Essentiel
Ernst Jünger évoque la découverte du
Crésus par Wallace.
«Dès sa première marche à travers la forêt de Batchian, l'une des Moluques, Wallace avait observé un papillon "de taille colossale". Ce papillon de velours sombre, rehaussé de taches blanches et jaunes, s'était posé sur un buisson en fleur, hors de portée de son filet ; avant qu'il ne prît son vol, le regard exercé du naturaliste avait reconnu en lui la femelle d'un ornithoptère inconnu. Sur quoi Wallace organisa l'itinéraire qu'il s'était tracé, comme tout entomophile, aux alentours de son camp, et qu'il avait coutume de parcourir chaque jour, de telle manière qu'il longeait ce buisson. Il parvint effectivement, en janvier 1859, à attraper une femelle, et le lendemain le mâle, l'un des papillons les plus somptueux du monde, aux ailes de velours noir et d'orange couleur de feu, tombait à son tour entre ses mains.
Lorsque je le tirai du filet et que je déployai ses ailes magnifiques, mon coeur se mit à battre violemment, le sang me monta à la tête, et je fus près de m'évanouir, plus que si j'avais vu la mort en face. J'eus la migraine, tout le reste du jour, tant j'étais agité - malaise provoqué par une cause que la plupart des hommes jugeront dérisoire.»

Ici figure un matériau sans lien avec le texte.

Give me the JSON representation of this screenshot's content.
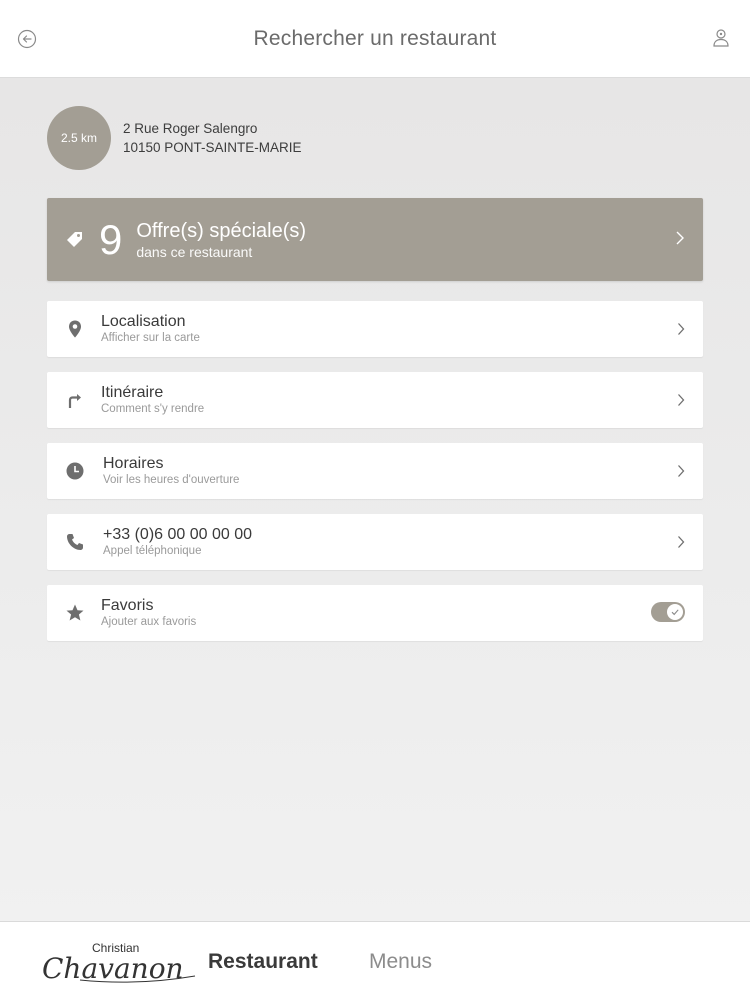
{
  "header": {
    "title": "Rechercher un restaurant",
    "back_icon": "back-arrow-icon",
    "user_icon": "user-location-icon"
  },
  "address": {
    "distance": "2.5 km",
    "line1": "2 Rue Roger Salengro",
    "line2": "10150 PONT-SAINTE-MARIE"
  },
  "offers": {
    "count": "9",
    "label": "Offre(s) spéciale(s)",
    "sublabel": "dans ce restaurant",
    "icon": "tag-icon"
  },
  "rows": [
    {
      "label": "Localisation",
      "sublabel": "Afficher sur la carte",
      "icon": "location-pin-icon"
    },
    {
      "label": "Itinéraire",
      "sublabel": "Comment s'y rendre",
      "icon": "turn-right-icon"
    },
    {
      "label": "Horaires",
      "sublabel": "Voir les heures d'ouverture",
      "icon": "clock-icon"
    },
    {
      "label": "+33 (0)6 00 00 00 00",
      "sublabel": "Appel téléphonique",
      "icon": "phone-icon"
    },
    {
      "label": "Favoris",
      "sublabel": "Ajouter aux favoris",
      "icon": "star-icon",
      "toggle_on": true
    }
  ],
  "footer": {
    "logo_line1": "Christian",
    "logo_line2": "Chavanon",
    "tab_restaurant": "Restaurant",
    "tab_menus": "Menus"
  },
  "colors": {
    "accent": "#a39e94",
    "background": "#ebebeb",
    "text": "#3a3a3a"
  }
}
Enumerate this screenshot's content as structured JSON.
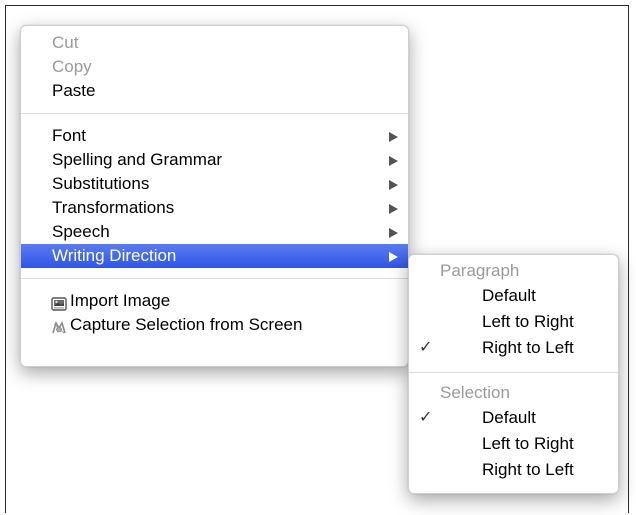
{
  "context_menu": {
    "edit_items": [
      {
        "label": "Cut",
        "enabled": false
      },
      {
        "label": "Copy",
        "enabled": false
      },
      {
        "label": "Paste",
        "enabled": true
      }
    ],
    "submenu_items": [
      {
        "label": "Font",
        "has_submenu": true
      },
      {
        "label": "Spelling and Grammar",
        "has_submenu": true
      },
      {
        "label": "Substitutions",
        "has_submenu": true
      },
      {
        "label": "Transformations",
        "has_submenu": true
      },
      {
        "label": "Speech",
        "has_submenu": true
      },
      {
        "label": "Writing Direction",
        "has_submenu": true,
        "highlighted": true
      }
    ],
    "action_items": [
      {
        "label": "Import Image",
        "icon": "image-icon"
      },
      {
        "label": "Capture Selection from Screen",
        "icon": "camera-capture-icon"
      }
    ]
  },
  "writing_direction_submenu": {
    "paragraph": {
      "header": "Paragraph",
      "options": [
        {
          "label": "Default",
          "checked": false
        },
        {
          "label": "Left to Right",
          "checked": false
        },
        {
          "label": "Right to Left",
          "checked": true
        }
      ]
    },
    "selection": {
      "header": "Selection",
      "options": [
        {
          "label": "Default",
          "checked": true
        },
        {
          "label": "Left to Right",
          "checked": false
        },
        {
          "label": "Right to Left",
          "checked": false
        }
      ]
    },
    "check_glyph": "✓"
  },
  "colors": {
    "highlight": "#3a5ee8",
    "disabled_text": "#9a9a9a",
    "text": "#000000"
  }
}
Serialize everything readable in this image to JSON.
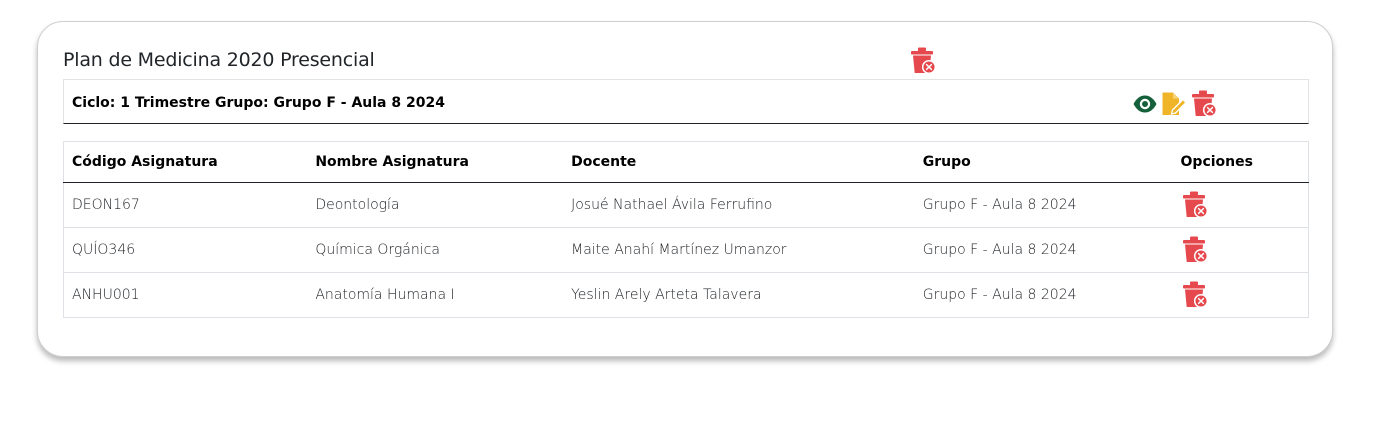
{
  "plan": {
    "title": "Plan de Medicina 2020 Presencial",
    "delete_icon": "trash-delete-icon"
  },
  "cycle": {
    "title": "Ciclo: 1 Trimestre Grupo: Grupo F - Aula 8 2024",
    "actions": [
      "eye-icon",
      "file-edit-icon",
      "trash-delete-icon"
    ]
  },
  "table": {
    "headers": [
      "Código Asignatura",
      "Nombre Asignatura",
      "Docente",
      "Grupo",
      "Opciones"
    ],
    "rows": [
      {
        "code": "DEON167",
        "name": "Deontología",
        "teacher": "Josué Nathael Ávila Ferrufino",
        "group": "Grupo F - Aula 8 2024"
      },
      {
        "code": "QUÍO346",
        "name": "Química Orgánica",
        "teacher": "Maite Anahí Martínez Umanzor",
        "group": "Grupo F - Aula 8 2024"
      },
      {
        "code": "ANHU001",
        "name": "Anatomía Humana I",
        "teacher": "Yeslin Arely Arteta Talavera",
        "group": "Grupo F - Aula 8 2024"
      }
    ]
  },
  "colors": {
    "delete": "#e5484d",
    "view": "#15603b",
    "edit": "#f0b429"
  }
}
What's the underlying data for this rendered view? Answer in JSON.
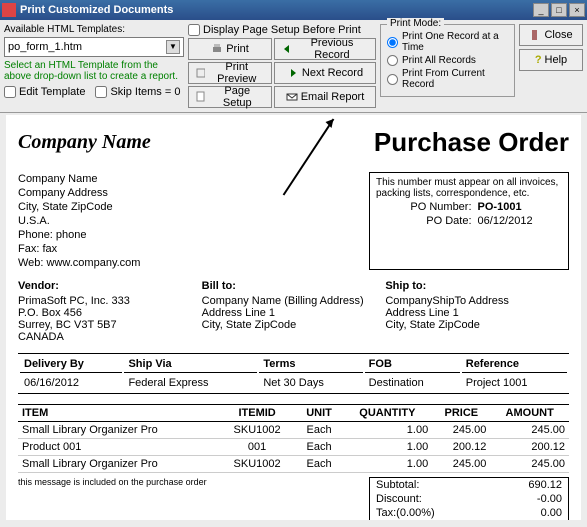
{
  "window": {
    "title": "Print Customized Documents",
    "minimize": "_",
    "maximize": "□",
    "close": "×"
  },
  "toolbar": {
    "templates_label": "Available HTML Templates:",
    "template_selected": "po_form_1.htm",
    "hint": "Select an HTML Template from the above drop-down list to create a report.",
    "edit_template": "Edit Template",
    "skip_items": "Skip Items = 0",
    "display_setup": "Display Page Setup Before Print",
    "print": "Print",
    "print_preview": "Print Preview",
    "page_setup": "Page Setup",
    "previous": "Previous Record",
    "next": "Next Record",
    "email": "Email Report",
    "print_mode": "Print Mode:",
    "mode_one": "Print One Record at a Time",
    "mode_all": "Print All Records",
    "mode_from": "Print From Current Record",
    "close_btn": "Close",
    "help_btn": "Help"
  },
  "doc": {
    "company_italic": "Company Name",
    "title": "Purchase Order",
    "company_info": {
      "name": "Company Name",
      "address": "Company Address",
      "csz": "City, State ZipCode",
      "country": "U.S.A.",
      "phone": "Phone: phone",
      "fax": "Fax: fax",
      "web": "Web: www.company.com"
    },
    "po_box": {
      "note": "This number must appear on all invoices, packing lists, correspondence, etc.",
      "po_number_label": "PO Number:",
      "po_number": "PO-1001",
      "po_date_label": "PO Date:",
      "po_date": "06/12/2012"
    },
    "vendor": {
      "h": "Vendor:",
      "l1": "PrimaSoft PC, Inc. 333",
      "l2": "P.O. Box 456",
      "l3": "Surrey, BC V3T 5B7",
      "l4": "CANADA"
    },
    "billto": {
      "h": "Bill to:",
      "l1": "Company Name (Billing Address)",
      "l2": "Address Line 1",
      "l3": "City, State ZipCode"
    },
    "shipto": {
      "h": "Ship to:",
      "l1": "CompanyShipTo Address",
      "l2": "Address Line 1",
      "l3": "City, State ZipCode"
    },
    "ship_headers": [
      "Delivery By",
      "Ship Via",
      "Terms",
      "FOB",
      "Reference"
    ],
    "ship_row": [
      "06/16/2012",
      "Federal Express",
      "Net 30 Days",
      "Destination",
      "Project 1001"
    ],
    "item_headers": [
      "ITEM",
      "ITEMID",
      "UNIT",
      "QUANTITY",
      "PRICE",
      "AMOUNT"
    ],
    "items": [
      {
        "item": "Small Library Organizer Pro",
        "id": "SKU1002",
        "unit": "Each",
        "qty": "1.00",
        "price": "245.00",
        "amount": "245.00"
      },
      {
        "item": "Product 001",
        "id": "001",
        "unit": "Each",
        "qty": "1.00",
        "price": "200.12",
        "amount": "200.12"
      },
      {
        "item": "Small Library Organizer Pro",
        "id": "SKU1002",
        "unit": "Each",
        "qty": "1.00",
        "price": "245.00",
        "amount": "245.00"
      }
    ],
    "message": "this message is included on the purchase order",
    "totals": {
      "subtotal_l": "Subtotal:",
      "subtotal": "690.12",
      "discount_l": "Discount:",
      "discount": "-0.00",
      "tax_l": "Tax:(0.00%)",
      "tax": "0.00"
    }
  }
}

(Ce n'est pas fortuitement que la passion de ce grand voyageur, à qui Darwin doit tant, s'est justement attachée à ces deux genres. Il connaissait, plus encore, il redoutait presque
l'eros qui blesse l'esprit, lorsque la Grande Mère lui révèle un de ses secrets. Cette crainte se manifeste en maint passage de ses notes intimes; notamment celui où il décrit sa rencontre avec l'un des plus beaux parmi les ornithoptères, qu'il appelle «l'orgueil des Tropiques orientaux».)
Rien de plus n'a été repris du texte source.